Video: The Sexy, Multi-Dimensional Genius of Roberta Flack
Briefly

Video: The Sexy, Multi-Dimensional Genius of Roberta Flack
"The secret ingredient in her music was silence. One of my favorite canonical experiences I can't I just, I can't does not have an entry for our deity, Roberta Flack, our priestess of quiet. This is what the kids would call triggering. Triggering! I'm Wesley Morris, and this is Cannonball Today.' Strumming my pain with his fingers. That was bad."

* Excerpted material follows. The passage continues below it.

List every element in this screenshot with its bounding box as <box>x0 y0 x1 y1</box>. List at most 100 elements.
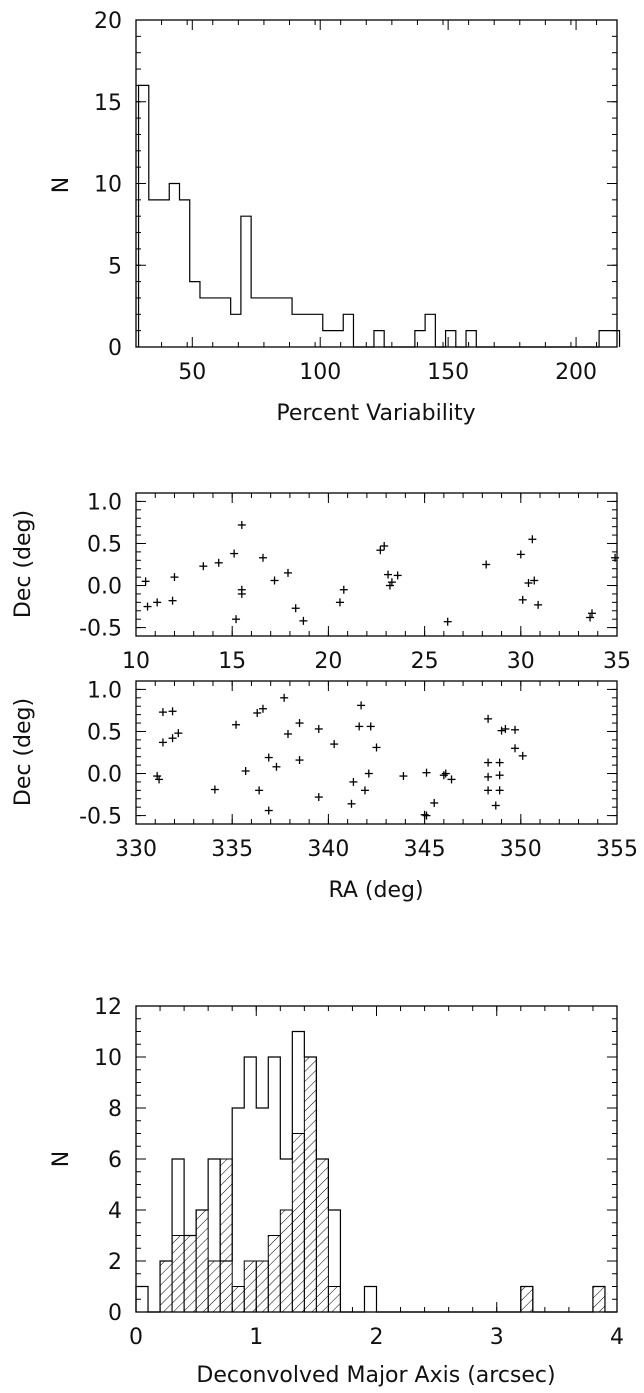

"I have a kind of practice around this time of year of paying my respects to the people in my life who won't be coming with us into the following year. Some of those people I knew. Some of those people did work that I knew. And part of paying my respects to those people, the artists I love, part of mourning them is to celebrate what they made."
Roberta Flack's music places silence at the center, using restraint and quiet to create intimacy, tension, and emotional depth. Her vocal and musical pauses function like a priestly stillness that amplifies lyrical meaning and sensuality. An end-of-year practice involves paying respects to departed cultural figures by celebrating the work they left behind, framing celebration as a form of mourning. Several cultural giants across disciplines—architecture, film, and acting—offer rich material for focused appreciation, including Frank Gehry, David Lynch, Diane Keaton, Rob Reiner, and Gene Hackman. Silence emerges as the defining, multi-dimensional element that makes Flack's performances uniquely powerful.